Dark Energy Spectroscopic Instrument (DESI)

DESI project DESI is mapping the three-dimensional positions of tens of millions of galaxies over five years, providing unprecedented constraints on the expansion history of the universe. I'm particularly focused on cross-correlating weak-gravitational lensing—the subtle bending of light as it travels through the universe—with DESI galaxy positions. This combination provides a powerful test of gravity and dark energy on cosmological scales. We demonstrated the potential of this approach in a recent analysis that cross-correlated DESI Early Data Release galaxy positions with weak lensing measurements from the Planck satellite, finding results consistent with general relativity and the standard cosmological model.


The Dark Energy Survey (DES)

Dark Energy Survey project DES is a large-scale photometric survey spanning 5,000 square degrees that delivers precision cosmological constraints by measuring the weak gravitational lensing signatures imprinted on galaxy shapes by cosmic structures. I have been heavily involved in many aspects of the cosmological analyses of the first three years of DES data, including the three-by-two-point correlation analysis (combining galaxy clustering, galaxy lensing, and cosmic shear). The DES Y3 results represent some of the tightest constraints on the growth of cosmic structure and the properties of dark energy, with implications for fundamental physics at the largest scales.

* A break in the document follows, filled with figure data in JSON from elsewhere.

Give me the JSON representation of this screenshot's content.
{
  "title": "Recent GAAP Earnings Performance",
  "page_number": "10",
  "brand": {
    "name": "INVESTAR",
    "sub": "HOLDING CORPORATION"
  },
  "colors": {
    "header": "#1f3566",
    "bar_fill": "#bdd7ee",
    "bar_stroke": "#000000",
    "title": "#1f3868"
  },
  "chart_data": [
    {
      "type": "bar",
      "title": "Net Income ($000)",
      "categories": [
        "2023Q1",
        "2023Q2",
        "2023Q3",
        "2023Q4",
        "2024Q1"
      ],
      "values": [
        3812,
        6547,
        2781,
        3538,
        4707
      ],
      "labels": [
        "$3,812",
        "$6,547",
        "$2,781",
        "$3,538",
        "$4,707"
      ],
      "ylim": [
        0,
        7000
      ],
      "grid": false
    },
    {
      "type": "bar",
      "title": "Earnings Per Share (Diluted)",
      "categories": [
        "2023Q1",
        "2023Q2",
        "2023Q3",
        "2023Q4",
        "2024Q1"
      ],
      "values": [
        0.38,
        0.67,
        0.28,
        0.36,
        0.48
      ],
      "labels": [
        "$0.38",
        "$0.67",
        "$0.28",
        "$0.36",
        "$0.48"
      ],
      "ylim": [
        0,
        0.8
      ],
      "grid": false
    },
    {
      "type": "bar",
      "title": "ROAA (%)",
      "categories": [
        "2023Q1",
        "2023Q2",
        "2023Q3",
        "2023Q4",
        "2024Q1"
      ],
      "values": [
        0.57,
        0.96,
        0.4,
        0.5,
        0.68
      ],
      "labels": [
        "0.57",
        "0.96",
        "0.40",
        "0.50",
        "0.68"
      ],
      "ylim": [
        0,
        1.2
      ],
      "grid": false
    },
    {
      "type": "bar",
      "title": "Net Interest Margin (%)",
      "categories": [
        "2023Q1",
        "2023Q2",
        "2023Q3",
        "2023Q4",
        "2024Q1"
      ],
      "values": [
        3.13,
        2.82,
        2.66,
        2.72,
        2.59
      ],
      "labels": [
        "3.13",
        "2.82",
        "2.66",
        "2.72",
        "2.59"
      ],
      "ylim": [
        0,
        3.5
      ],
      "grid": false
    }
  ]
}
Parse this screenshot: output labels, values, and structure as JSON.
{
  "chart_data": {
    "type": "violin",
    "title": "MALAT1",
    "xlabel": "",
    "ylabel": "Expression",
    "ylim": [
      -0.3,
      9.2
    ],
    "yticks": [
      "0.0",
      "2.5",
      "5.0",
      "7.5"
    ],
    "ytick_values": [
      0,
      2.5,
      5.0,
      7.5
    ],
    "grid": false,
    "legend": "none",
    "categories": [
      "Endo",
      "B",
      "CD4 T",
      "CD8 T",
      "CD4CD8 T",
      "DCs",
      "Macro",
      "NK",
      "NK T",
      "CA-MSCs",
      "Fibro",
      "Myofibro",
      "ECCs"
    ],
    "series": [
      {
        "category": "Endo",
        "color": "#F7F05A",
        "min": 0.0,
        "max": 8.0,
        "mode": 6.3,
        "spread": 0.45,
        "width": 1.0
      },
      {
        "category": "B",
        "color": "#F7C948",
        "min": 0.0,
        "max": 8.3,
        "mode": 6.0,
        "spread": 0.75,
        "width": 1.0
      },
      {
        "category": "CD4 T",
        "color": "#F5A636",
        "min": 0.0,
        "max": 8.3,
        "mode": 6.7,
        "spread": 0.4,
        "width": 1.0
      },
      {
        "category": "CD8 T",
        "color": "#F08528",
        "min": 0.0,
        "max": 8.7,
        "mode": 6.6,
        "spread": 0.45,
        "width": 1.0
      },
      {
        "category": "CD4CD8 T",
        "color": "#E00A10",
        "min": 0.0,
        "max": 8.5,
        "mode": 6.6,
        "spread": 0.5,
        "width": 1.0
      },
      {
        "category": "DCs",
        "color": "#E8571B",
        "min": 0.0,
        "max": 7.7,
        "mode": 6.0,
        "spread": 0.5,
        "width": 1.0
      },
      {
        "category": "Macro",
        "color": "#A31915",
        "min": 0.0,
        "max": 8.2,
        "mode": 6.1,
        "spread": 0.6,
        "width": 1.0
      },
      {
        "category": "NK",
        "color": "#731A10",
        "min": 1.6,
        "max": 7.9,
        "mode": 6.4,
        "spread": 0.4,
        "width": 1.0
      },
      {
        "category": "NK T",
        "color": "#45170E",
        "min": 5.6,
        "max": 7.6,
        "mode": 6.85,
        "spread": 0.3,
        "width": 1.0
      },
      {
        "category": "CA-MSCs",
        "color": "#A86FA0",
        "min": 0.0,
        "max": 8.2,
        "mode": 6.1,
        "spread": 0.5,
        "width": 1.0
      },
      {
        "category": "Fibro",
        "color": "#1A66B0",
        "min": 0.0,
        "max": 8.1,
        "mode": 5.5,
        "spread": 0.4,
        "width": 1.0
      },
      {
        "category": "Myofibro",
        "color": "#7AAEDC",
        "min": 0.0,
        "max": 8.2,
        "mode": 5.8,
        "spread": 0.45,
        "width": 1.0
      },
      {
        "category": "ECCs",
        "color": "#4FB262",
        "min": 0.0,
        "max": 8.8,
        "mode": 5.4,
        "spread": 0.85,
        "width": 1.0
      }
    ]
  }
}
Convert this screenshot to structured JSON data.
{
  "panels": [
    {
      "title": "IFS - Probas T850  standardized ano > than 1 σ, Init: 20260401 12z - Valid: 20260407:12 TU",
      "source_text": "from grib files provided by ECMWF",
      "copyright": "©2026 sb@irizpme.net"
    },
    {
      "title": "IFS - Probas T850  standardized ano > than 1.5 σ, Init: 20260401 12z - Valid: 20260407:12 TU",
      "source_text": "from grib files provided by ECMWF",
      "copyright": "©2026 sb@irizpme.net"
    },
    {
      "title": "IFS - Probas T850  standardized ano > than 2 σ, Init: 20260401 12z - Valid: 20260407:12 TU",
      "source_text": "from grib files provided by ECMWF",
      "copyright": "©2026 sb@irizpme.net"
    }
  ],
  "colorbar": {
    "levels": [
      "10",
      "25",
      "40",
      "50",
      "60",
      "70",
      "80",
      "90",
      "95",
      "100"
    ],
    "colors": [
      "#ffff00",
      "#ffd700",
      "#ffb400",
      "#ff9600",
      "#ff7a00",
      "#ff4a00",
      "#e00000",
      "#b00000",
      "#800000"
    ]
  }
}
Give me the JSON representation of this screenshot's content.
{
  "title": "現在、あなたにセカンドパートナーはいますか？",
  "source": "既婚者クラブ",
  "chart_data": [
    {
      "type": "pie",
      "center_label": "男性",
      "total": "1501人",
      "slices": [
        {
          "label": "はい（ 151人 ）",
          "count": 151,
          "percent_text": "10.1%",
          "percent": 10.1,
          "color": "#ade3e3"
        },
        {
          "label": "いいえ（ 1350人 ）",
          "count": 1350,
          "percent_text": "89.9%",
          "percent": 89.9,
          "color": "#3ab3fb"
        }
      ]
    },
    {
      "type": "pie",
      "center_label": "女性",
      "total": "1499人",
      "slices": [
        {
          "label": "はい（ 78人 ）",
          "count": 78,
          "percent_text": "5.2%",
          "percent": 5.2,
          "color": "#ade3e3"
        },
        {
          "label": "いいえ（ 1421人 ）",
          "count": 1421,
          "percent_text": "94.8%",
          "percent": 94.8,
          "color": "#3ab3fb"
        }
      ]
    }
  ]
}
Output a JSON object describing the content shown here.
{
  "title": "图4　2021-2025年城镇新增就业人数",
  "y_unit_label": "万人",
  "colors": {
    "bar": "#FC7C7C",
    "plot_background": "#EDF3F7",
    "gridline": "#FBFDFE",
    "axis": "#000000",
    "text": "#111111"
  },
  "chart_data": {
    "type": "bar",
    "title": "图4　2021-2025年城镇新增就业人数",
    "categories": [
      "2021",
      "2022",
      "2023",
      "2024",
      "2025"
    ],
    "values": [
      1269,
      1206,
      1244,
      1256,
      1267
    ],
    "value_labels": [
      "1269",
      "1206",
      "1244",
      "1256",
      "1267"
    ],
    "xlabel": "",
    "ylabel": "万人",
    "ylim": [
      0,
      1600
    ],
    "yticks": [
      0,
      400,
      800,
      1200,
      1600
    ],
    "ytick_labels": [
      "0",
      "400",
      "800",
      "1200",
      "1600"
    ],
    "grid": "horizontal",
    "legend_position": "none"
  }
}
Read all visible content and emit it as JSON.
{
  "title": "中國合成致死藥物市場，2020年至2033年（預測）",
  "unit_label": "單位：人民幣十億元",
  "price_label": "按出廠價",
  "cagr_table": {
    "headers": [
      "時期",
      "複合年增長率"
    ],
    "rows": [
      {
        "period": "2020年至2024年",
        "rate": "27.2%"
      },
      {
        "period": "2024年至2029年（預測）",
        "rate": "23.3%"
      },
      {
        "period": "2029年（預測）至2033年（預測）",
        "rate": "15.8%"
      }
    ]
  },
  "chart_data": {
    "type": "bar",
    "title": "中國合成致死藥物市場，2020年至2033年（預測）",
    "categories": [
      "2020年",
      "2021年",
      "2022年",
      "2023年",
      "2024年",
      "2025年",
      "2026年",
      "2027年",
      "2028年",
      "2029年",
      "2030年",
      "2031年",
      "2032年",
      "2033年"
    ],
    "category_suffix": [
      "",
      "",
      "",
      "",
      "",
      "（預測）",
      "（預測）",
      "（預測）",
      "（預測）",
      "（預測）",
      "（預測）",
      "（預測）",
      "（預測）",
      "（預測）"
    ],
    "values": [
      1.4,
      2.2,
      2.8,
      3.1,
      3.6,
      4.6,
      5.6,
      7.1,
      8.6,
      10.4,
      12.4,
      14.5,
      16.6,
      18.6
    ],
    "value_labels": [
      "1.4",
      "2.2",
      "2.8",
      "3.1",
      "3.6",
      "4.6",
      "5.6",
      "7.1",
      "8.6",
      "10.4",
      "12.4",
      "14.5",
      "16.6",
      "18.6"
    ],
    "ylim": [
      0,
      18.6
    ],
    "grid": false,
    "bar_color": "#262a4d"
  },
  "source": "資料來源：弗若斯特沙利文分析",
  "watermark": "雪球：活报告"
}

Hybrid Effective Field Theory

Hybrid Effective Field Theory visualization Historically, models for large-scale structure fall into two categories: perturbation theory-based approaches, which are analytically tractable and computationally fast but limited to quasi-linear scales; and simulation-based methods, which capture complex nonlinear physics but are computationally expensive and prone to noise from finite simulation volumes. Along with collaborators, I developed Hybrid Effective Field Theory (HEFT), which combines the strengths of both approaches—leveraging simulation-calibrated perturbation theory to capture nonlinear effects accurately across a broad range of scales while maintaining analytical flexibility. I released a public HEFT implementation that includes sophisticated treatments of massive neutrino effects, which is now actively applied to cosmological analyses in DESI, DES, and ACT collaborations, enabling tighter constraints on fundamental physics.


Zel'dovich Control Variates

Zel'dovich Control Variates visualization A major limitation of cosmological simulations is the statistical uncertainty arising from simulating finite volumes—we can only simulate small patches of the universe, introducing noise in our predictions. My collaborators and I developed a theoretically near-optimal variance reduction technique based on control variates, a classical statistical method. The key insight is surprisingly simple: we run a full cosmological N-body simulation alongside a fast Zel'dovich approximation—a linear theory where particles move in straight lines. Despite its simplicity, the Zel'dovich simulation is highly correlated with the full simulation, and we can analytically predict its statistics. By pairing these simulations, we can remove much of the noise from the full simulation, dramatically improving the precision of cosmological predictions. This technique is already enhancing our DESI analyses and has broad applications across the field.


ML Accelerated Simulations

ML Accelerated Simulations visualization Cosmology is fundamentally a simulation-dependent field—our ability to test theories about dark energy and gravity hinges on comparing observations to realistic predictions from N-body simulations of cosmic structure formation. However, running high-resolution simulations across the range of physical models we need to explore remains computationally expensive. Much of my work focuses on leveraging modern machine learning and data science techniques to accelerate and enhance simulations. This includes developing surrogate models that can quickly predict simulation outputs, improving the realism of simulations to better match observations from surveys like DESI and the CMB, and enabling faster exploration of parameter space to constrain fundamental physics.